Rockeskyll’s location between Hillesheim and Gerolstein ensured its importance through the ages as a market centre. This is symbolized in the arms by the charge above the line of partition, balances such as those traditionally used at markets. The other charge is a cross meant to resemble those on the capitals of some of the columns in Rockeskyll’s old church. The tinctures below the line of partition are those once borne by the Electorate of Trier, and are thus yet another historical reference.

== Culture and sightseeing ==

Buildings:
- Saint Bartholomew’s Catholic Parish Church (Pfarrkirche St. Bartholomäus), Hauptstraße 41 – Romanesque west tower, original Late Gothic columned hall, 1511, expanded in 1840, new vaulting built above two middle columns in 1891, missionary cross from 1736.
- Dorfstraße 39 – representative Baroque building with mansard roof, about 1800, second dwelling wing, stately commercial building, yard, garden with quarrystone retaining wall, whole complex.
- Hauptstraße – wayside chapel, plastered building, 18th/19th century.
- Hauptstraße – Stations of the Cross, seven stations of a Way of the Cross with sandstone reliefs, about 1750 or 1760.
- Hauptstraße 29 – upper part of a former Station of the Cross, mid-18th century.
- Hauptstraße 31 – estate along the street, elders’ residence/bakehouse (?), from 1786.
- Hauptstraße 43 – five-axis house of an estate along the street, about 1800.
- Hauptstraße 44 – Quereinhaus (a combination residential and commercial house divided for these two purposes down the middle, perpendicularly to the street) with broad frontage.
- Im Überecken 7 – former rectory (?), building with half-hipped roof, angularly designed commercial buildings
- Im Überecken 17 – corner estate, about 1800.
- Graveyard, northeast of the village – cross, altarlike base, Gothic Revival finial cross, about 1900.
- Heiligenhäuschen (a small, shrinelike structure consecrated to a saint or saints) north of the village on the edge of a wooded mountain knoll – base with Rococo leafwork, from 1774, niche upper part, remnant of a finial cross.
- Wayside cross, west of the village on the edge of the woods – red sandstone shaft cross from 1738.
- Wayside cross, east of the village near the way to Essingen – niche cross from 1616.
- Wayside cross, on a farm lane southwest of the village – red sandstone shaft cross from 1775.

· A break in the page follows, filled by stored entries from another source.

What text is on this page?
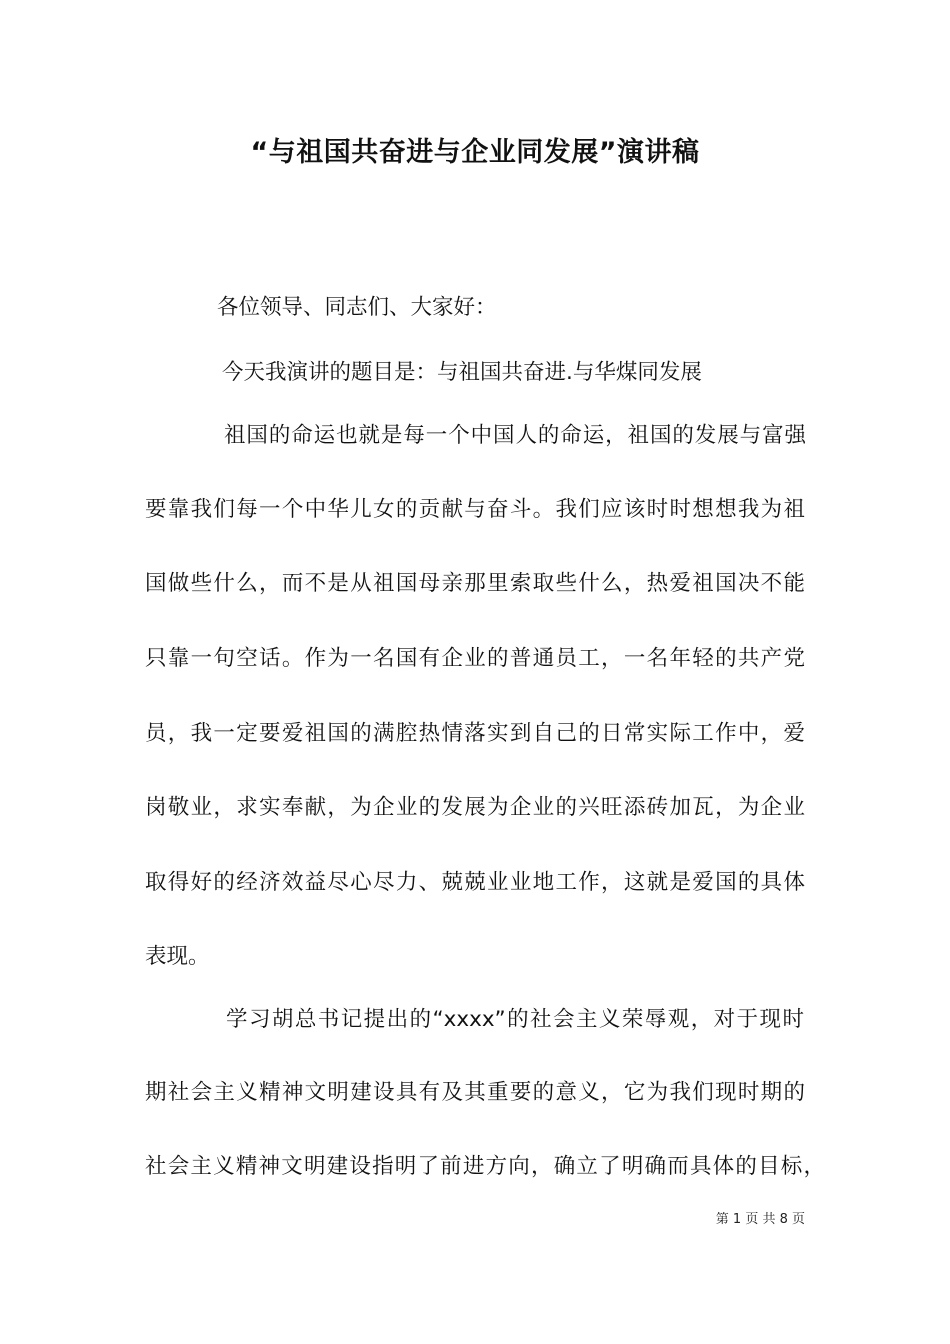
“与祖国共奋进与企业同发展”演讲稿

各位领导、同志们、大家好：

今天我演讲的题目是：与祖国共奋进.与华煤同发展

祖国的命运也就是每一个中国人的命运，祖国的发展与富强

要靠我们每一个中华儿女的贡献与奋斗。我们应该时时想想我为祖

国做些什么，而不是从祖国母亲那里索取些什么，热爱祖国决不能

只靠一句空话。作为一名国有企业的普通员工，一名年轻的共产党

员，我一定要爱祖国的满腔热情落实到自己的日常实际工作中，爱

岗敬业，求实奉献，为企业的发展为企业的兴旺添砖加瓦，为企业

取得好的经济效益尽心尽力、兢兢业业地工作，这就是爱国的具体

表现。

学习胡总书记提出的“xxxx”的社会主义荣辱观，对于现时

期社会主义精神文明建设具有及其重要的意义，它为我们现时期的

社会主义精神文明建设指明了前进方向，确立了明确而具体的目标，

第 1 页 共 8 页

== Economy and infrastructure ==

Rockeskyll lies right on Bundesstraße 410. Landesstraße (State Road) 27 runs through the village. In Rockeskyll, a distillery, the Rockeskyller Brennerei, has been in operation since 1842 making liqueurs and spirits such as Eifel-Vulkan 50%, Eifel-Zwerg 42%, Eifel-Hexe 30%, Eifel-Schlehwittchen 25% and others.